Focus Area
Interplays and Overlaps in EU Tech Regulation
During the previous European Commission term (2019-2024), close to ten texts regulating the digital and tech sector were adopted at the EU level. This ‘Digital Rulebook’, which covers a wide range of areas – from platform and content regulation to artificial intelligence, the data economy and data governance, and cybersecurity and digital resilience – is lacking one key element: overall coherence. As a result, the current European Commission plans to address overlaps in these rules, with the objective of simplifying compliance, especially for small and medium-sized enterprises. As regulatory overlaps are often used as an excuse by big tech companies not to comply, this simplification effort is being closely watched by our experts. While making implementation and enforcement easier is a legitimate goal, simplification shouldn’t necessarily mean deregulation.
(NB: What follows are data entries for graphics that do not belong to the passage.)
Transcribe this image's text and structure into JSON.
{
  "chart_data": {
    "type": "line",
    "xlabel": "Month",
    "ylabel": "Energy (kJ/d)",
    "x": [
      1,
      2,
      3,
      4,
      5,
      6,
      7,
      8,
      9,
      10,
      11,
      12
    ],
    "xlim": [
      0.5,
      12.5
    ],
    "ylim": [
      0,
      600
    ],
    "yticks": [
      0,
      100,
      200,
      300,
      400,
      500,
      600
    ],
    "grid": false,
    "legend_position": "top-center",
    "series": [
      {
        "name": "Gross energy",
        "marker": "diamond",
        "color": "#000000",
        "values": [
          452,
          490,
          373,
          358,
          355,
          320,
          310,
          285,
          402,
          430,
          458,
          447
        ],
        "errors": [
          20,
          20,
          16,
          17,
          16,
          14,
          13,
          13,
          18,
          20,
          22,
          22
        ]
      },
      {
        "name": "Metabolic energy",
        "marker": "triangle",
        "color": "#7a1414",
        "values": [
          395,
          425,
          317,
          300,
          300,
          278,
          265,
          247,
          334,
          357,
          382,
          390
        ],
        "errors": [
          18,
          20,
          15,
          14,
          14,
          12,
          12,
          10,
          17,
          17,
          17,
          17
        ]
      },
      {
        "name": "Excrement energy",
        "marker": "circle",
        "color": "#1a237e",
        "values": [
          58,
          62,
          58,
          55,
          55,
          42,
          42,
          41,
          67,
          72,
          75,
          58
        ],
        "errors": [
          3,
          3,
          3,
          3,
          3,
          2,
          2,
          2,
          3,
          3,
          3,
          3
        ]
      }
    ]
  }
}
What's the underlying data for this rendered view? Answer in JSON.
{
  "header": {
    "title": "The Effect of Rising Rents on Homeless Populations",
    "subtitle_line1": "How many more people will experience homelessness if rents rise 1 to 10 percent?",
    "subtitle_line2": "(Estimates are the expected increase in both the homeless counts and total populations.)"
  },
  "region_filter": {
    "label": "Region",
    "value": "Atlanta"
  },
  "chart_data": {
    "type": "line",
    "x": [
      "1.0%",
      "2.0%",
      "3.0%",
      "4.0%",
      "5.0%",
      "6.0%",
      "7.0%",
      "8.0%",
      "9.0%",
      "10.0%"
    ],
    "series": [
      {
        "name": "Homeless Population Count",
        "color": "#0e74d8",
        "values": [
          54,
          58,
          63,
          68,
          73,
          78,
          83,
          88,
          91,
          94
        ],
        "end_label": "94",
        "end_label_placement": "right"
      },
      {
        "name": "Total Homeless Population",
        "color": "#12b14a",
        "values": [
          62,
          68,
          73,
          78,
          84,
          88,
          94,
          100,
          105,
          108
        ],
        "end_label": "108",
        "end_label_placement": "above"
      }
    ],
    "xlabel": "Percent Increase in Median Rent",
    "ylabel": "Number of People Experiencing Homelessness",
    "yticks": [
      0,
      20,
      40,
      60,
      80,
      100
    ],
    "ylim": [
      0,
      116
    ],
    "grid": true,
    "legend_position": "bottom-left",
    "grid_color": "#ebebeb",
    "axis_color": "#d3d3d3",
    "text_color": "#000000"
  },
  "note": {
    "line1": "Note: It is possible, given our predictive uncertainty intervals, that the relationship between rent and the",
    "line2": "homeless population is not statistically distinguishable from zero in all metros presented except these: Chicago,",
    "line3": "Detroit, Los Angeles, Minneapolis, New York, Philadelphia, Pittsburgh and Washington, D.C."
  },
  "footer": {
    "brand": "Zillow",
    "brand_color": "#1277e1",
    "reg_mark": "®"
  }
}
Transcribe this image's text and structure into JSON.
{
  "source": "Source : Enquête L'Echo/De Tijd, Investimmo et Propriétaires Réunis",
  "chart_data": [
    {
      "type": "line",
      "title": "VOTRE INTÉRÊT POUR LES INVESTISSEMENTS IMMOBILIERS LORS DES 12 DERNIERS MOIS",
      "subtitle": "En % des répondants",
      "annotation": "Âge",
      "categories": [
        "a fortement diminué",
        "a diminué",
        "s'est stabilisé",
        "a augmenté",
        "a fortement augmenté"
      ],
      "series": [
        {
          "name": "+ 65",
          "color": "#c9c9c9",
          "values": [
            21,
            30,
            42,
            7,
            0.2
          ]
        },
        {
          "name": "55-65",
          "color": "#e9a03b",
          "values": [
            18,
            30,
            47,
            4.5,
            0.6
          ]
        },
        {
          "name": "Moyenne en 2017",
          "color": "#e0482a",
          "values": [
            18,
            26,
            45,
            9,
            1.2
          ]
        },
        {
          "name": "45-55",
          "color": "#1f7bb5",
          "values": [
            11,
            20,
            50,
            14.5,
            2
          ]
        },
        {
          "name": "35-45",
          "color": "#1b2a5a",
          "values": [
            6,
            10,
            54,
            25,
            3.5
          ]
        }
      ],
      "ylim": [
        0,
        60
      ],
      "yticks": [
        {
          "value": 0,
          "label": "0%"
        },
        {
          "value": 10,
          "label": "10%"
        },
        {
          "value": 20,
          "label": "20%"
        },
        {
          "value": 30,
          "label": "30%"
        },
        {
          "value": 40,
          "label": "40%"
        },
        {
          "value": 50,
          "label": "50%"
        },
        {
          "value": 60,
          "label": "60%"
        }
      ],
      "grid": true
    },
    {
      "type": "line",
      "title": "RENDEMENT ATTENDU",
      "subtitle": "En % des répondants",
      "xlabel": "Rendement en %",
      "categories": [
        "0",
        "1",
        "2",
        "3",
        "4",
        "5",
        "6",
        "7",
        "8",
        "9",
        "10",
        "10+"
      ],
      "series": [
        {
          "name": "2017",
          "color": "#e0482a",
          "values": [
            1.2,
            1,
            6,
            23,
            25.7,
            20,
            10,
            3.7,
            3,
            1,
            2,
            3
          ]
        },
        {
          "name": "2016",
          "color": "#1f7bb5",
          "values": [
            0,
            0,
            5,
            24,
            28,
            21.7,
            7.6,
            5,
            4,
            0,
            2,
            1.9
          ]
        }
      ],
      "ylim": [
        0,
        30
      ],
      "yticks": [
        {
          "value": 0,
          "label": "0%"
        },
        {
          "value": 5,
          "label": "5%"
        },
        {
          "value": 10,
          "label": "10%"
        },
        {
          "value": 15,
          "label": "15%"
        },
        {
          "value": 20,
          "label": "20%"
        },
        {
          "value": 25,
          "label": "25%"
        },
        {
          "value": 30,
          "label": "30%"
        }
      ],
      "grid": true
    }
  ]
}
To contribute to the public debate on those issues, our experts are focusing on the following research questions:
-
What are the overlaps and contradictions between the DSA and other texts regulating the digital public sphere (i.e., EMFA, GDPR, AVMS Directive, e-Commerce Directive, AI Act, consumer and competition law)?
-
What do these different pieces of legislation demand of regulatory authorities (centralised oversight at EU level vs. decentralised implementation at national level)?
-
How can the EU move towards greater harmonisation and better enforcement?
-
What policy gaps remain to be addressed, and how can this be done in the most efficient way?